Quando si utilizza la DLAMI con una GPU, è possibile che si stiano cercando modi per tenere traccia del suo utilizzo durante il training o l'inferenza. Questo può essere utile per ottimizzare la data pipeline e regolare la rete di deep learning.

Esistono due modi per configurare le metriche della GPU con: CloudWatch

Configura le metriche con l' AWS CloudWatch agente (consigliato)

Integra il tuo DLAMI con l' CloudWatch agente unificato per configurare i parametri della GPU e monitorare l'utilizzo dei coprocessi GPU nelle istanze accelerate di Amazon EC2.

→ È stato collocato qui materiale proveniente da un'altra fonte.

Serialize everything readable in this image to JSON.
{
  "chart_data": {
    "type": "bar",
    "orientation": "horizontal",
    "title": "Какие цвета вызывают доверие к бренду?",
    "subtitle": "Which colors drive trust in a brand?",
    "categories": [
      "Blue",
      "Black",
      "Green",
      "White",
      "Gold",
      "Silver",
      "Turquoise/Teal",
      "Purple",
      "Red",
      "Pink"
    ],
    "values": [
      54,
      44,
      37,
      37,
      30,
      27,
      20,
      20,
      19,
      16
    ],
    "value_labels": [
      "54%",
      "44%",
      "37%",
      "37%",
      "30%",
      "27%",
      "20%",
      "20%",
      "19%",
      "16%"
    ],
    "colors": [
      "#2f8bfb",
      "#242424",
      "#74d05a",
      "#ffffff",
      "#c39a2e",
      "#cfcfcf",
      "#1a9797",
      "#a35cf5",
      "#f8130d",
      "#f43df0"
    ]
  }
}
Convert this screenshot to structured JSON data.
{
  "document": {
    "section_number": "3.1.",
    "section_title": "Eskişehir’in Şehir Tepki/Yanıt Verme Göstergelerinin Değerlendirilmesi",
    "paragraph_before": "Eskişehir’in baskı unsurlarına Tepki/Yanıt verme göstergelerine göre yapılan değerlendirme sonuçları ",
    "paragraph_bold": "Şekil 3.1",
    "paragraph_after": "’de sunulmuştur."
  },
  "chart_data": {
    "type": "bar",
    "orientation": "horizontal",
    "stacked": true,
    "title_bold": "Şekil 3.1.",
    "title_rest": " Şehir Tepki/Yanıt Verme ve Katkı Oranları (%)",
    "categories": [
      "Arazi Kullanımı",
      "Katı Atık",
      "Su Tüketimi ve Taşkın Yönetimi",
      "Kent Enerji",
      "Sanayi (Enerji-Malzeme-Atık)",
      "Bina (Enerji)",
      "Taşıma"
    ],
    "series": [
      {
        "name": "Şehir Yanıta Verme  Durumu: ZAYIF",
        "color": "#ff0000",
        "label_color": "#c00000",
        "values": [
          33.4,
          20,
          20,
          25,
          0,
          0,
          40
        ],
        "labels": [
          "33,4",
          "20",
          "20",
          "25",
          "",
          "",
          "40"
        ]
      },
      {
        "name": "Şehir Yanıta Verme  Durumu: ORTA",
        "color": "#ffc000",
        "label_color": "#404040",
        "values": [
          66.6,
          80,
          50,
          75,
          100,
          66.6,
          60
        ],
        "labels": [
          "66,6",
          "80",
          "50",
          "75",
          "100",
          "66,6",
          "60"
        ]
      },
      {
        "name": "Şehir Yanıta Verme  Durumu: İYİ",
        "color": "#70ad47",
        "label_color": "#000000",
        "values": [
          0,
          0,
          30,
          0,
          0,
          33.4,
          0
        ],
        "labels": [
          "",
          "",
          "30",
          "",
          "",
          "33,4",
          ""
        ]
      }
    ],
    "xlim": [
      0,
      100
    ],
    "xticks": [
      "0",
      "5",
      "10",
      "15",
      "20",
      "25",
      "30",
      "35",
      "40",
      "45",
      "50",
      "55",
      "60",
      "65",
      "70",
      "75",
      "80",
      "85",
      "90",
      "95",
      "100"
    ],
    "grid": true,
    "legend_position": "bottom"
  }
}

Esistono quattro modi per configurare le metriche della GPU con DLAMI:

Per informazioni sugli aggiornamenti e le patch di sicurezza, consulta Applicazione di patch di sicurezza per l'agente AWS CloudWatch

Prerequisiti

Per iniziare, devi configurare le autorizzazioni IAM dell'istanza Amazon EC2 che consentano all'istanza di inviare parametri a. CloudWatch Per i passaggi dettagliati, consulta Creare ruoli e utenti IAM da utilizzare con l'agente. CloudWatch

Configura metriche minime per la GPU

Configura metriche minime per la GPU utilizzando il servizio. dlami-cloudwatch-agent@minimal systemd Questo servizio configura le seguenti metriche:

  • utilization_gpu

  • utilization_memory

Puoi trovare il systemd servizio per le metriche minime preconfigurate della GPU nella seguente posizione:

/opt/aws/amazon-cloudwatch-agent/etc/dlami-amazon-cloudwatch-agent-minimal.json

Abilita e avvia il systemd servizio con i seguenti comandi:

sudo systemctl enable dlami-cloudwatch-agent@minimal sudo systemctl start dlami-cloudwatch-agent@minimal

Configura le metriche parziali della GPU

Configura le metriche parziali della GPU utilizzando il servizio. dlami-cloudwatch-agent@partial systemd Questo servizio configura le seguenti metriche:

  • utilization_gpu

  • utilization_memory

  • memory_total

  • memory_used

  • memory_free

Puoi trovare il systemd servizio per le metriche parziali preconfigurate della GPU nella seguente posizione:

/opt/aws/amazon-cloudwatch-agent/etc/dlami-amazon-cloudwatch-agent-partial.json

Abilita e avvia il systemd servizio con i seguenti comandi:

sudo systemctl enable dlami-cloudwatch-agent@partial sudo systemctl start dlami-cloudwatch-agent@partial

Configura tutte le metriche GPU disponibili

Configura tutte le metriche GPU disponibili utilizzando il servizio. dlami-cloudwatch-agent@all systemd Questo servizio configura le seguenti metriche:

  • utilization_gpu

  • utilization_memory

  • memory_total

  • memory_used

  • memory_free

  • temperature_gpu

  • power_draw

  • fan_speed

  • pcie_link_gen_current

  • pcie_link_width_current

  • encoder_stats_session_count

  • encoder_stats_average_fps

  • encoder_stats_average_latency

  • clocks_current_graphics

  • clocks_current_sm

  • clocks_current_memory

  • clocks_current_video

Puoi trovare il systemd servizio per tutte le metriche GPU preconfigurate disponibili nella seguente posizione:

/opt/aws/amazon-cloudwatch-agent/etc/dlami-amazon-cloudwatch-agent-all.json

Abilita e avvia il systemd servizio con i seguenti comandi:

sudo systemctl enable dlami-cloudwatch-agent@all sudo systemctl start dlami-cloudwatch-agent@all

Configura metriche GPU personalizzate

Se le metriche preconfigurate non soddisfano i tuoi requisiti, puoi creare un file di configurazione dell'agente personalizzato CloudWatch .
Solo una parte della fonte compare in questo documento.